Residential research update

Lucian Cook, head of residential research, shares insight and analysis into the data and trends currently shaping the UK property market in September.


Starting at the top

The holiday season is never the easiest time to accurately judge the state of market conditions, but data from TwentyCi suggested that in August this year activity in the market over £1m was 16% below the same month last year. That was largely in line with the market as a whole, though more encouragingly, slightly above the average for the first seven months of the year. That activity has been supported by ongoing re-alignment of sellers’ price expectations to the underlying market conditions, of which you can read more detail below.

Mortgage rates ease

With the path of interest rates likely to be critical to the fortunes of the housing market over the remainder of this year and into next, July’s inflation data provided welcome news, as consumer price inflation fell to its lowest level since February 2022 (6.8%). Averting the risk of substantial further rate rises has paved the way for lenders to cut the cost of fixed rate mortgages over the past month. Those costs still remain some way above where they were in the early summer, however, not least because demand-led components of inflation remain relatively high, reducing the prospect of early base-rate cuts.

Continued market pressures

Against the backdrop of elevated mortgage costs, it was no great surprise to see the Bank of England report a fall in mortgage approvals in July or the Nationwide report price falls in the mainstream housing market in August.

Overall, the Nationwide index suggests prices have fallen by an average of 5.4% in nominal terms since their peak a year ago, though importantly the adjustment has been much greater on an inflation-adjusted basis.

The rental supply-demand imbalance persists

The imbalance between supply and demand in the private rented sector remains significant, with no signs of abating. Rental growth across the UK totalled 10.5% in the year to July 2023, up from 10.3% in June, according to Zoopla’s latest index, with the strongest growth seen in Scotland (12.7%) and London (12.4%).

The July RICS survey shows a net balance of opinion for tenant demand of +59, the highest reading since September 2021. At the same time, landlord instructions (-19) remained in negative territory for the 16th consecutive month.
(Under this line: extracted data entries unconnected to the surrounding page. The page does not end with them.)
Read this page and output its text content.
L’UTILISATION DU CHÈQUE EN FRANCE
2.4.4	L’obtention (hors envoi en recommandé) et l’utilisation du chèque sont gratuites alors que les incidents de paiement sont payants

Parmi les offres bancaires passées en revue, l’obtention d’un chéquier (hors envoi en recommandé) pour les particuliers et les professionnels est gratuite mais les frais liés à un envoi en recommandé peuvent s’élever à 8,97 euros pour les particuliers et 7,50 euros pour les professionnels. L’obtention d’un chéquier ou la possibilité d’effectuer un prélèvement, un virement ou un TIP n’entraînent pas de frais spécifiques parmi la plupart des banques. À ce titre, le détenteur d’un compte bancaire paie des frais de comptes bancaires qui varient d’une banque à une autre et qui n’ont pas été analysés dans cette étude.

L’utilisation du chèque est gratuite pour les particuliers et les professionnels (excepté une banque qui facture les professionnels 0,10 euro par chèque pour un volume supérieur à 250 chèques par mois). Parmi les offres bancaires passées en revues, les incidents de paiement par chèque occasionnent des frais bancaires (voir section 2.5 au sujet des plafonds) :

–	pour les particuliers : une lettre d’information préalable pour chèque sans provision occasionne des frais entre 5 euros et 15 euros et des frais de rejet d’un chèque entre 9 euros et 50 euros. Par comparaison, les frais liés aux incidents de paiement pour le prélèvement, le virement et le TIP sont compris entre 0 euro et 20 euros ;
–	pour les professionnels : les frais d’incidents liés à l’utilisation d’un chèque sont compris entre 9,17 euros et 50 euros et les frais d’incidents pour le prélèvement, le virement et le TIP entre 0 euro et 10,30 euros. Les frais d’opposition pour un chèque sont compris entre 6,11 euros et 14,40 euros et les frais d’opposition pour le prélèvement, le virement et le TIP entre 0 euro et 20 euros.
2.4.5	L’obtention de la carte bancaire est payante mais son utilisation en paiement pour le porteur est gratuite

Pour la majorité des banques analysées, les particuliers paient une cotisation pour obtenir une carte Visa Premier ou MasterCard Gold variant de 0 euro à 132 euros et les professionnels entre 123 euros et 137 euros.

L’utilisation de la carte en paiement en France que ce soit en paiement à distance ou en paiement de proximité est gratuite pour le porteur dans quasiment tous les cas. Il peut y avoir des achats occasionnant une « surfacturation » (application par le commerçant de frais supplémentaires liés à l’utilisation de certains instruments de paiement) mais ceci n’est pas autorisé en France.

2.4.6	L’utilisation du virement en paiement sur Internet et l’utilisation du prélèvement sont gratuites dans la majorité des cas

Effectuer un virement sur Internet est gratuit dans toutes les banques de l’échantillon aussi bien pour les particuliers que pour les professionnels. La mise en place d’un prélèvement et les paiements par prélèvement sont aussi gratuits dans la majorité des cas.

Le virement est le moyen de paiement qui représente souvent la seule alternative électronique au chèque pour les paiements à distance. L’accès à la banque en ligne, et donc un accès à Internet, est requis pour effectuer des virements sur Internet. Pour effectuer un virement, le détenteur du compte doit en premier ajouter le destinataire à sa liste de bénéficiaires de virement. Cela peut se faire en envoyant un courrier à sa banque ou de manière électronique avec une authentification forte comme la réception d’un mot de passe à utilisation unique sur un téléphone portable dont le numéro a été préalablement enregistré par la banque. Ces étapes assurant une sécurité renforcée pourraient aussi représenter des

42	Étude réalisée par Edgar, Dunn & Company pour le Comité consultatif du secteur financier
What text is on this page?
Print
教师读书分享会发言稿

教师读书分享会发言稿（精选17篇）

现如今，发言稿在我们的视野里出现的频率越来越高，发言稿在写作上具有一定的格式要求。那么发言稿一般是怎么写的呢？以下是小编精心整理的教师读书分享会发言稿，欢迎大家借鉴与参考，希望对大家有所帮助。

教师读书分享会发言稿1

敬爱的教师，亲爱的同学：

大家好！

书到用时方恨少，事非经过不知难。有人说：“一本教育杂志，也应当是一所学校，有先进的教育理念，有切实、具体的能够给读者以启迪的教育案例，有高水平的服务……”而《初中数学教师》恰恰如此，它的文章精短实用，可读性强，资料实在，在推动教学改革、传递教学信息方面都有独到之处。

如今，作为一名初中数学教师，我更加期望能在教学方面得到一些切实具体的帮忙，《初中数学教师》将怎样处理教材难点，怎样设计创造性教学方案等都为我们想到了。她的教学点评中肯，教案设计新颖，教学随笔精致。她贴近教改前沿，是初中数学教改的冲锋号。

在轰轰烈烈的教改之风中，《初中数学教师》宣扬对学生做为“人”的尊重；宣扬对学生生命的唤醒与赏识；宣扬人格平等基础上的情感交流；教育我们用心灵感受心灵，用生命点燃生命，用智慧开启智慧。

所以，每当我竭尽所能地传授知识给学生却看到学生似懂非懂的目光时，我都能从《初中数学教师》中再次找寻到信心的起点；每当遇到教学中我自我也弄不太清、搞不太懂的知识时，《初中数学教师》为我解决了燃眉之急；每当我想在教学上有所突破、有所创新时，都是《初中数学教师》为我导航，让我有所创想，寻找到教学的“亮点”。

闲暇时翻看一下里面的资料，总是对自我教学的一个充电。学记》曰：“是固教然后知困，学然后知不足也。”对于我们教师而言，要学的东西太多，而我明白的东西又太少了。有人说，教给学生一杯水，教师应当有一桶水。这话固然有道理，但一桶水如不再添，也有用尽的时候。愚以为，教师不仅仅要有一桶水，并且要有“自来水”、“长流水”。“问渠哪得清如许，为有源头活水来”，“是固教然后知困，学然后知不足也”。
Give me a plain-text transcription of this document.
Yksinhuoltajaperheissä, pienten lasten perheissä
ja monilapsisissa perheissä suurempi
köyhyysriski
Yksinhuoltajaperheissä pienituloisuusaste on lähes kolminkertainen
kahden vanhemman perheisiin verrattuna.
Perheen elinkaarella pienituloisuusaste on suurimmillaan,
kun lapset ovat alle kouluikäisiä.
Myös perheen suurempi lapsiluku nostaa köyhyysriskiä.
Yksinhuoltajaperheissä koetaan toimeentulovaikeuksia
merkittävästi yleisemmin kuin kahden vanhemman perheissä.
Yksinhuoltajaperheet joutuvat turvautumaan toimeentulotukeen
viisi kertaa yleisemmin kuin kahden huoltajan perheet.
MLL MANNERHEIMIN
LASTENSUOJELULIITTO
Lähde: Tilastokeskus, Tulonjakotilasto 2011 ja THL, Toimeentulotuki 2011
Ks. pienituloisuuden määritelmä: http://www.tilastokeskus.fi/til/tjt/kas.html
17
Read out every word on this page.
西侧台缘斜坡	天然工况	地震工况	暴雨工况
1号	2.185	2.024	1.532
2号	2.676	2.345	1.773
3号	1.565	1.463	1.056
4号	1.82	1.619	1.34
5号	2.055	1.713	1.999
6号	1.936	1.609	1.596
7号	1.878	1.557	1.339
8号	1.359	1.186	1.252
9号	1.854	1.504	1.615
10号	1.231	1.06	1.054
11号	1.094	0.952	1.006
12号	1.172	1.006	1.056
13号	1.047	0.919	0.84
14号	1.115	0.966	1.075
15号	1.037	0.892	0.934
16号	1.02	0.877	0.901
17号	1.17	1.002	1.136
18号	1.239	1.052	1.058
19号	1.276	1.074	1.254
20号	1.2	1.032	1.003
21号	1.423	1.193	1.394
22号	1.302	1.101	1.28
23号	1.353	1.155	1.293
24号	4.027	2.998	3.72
On the supply side, rising interest rates have made it increasingly challenging for mortgaged Buy-to-Let landlords to make the numbers stack up, prompting some to sell up and exit the sector. This, combined with tenants staying in their properties for longer, has reduced the number of available properties for rent.

Debt v equity

House price averages and headline numbers have an unfortunate habit of masking variation across different parts of the market.

In this respect, the results from our latest buyer and seller survey show a clear distinction between cash and mortgage buyer motivations.

Even in the prime market, a net balance of -5% of those requiring debt to fund more than half of the value of their next purchase had become less committed to moving in the short term since our last survey in April. In contrast, a positive net balance of +16% of cash buyers have become more committed to moving. As they’re less exposed to rising interest rates, we expect cash and equity rich buyers to dominate both investor and owner occupied demand over the coming 12 to 18 months.

Over coming weeks we will have a clearer picture as to how the autumn market will play out, though all signs are of a continuation of recent trends. With that in mind we would expect to see property which is best in class and priced to accurately reflect market conditions attract the greatest interest.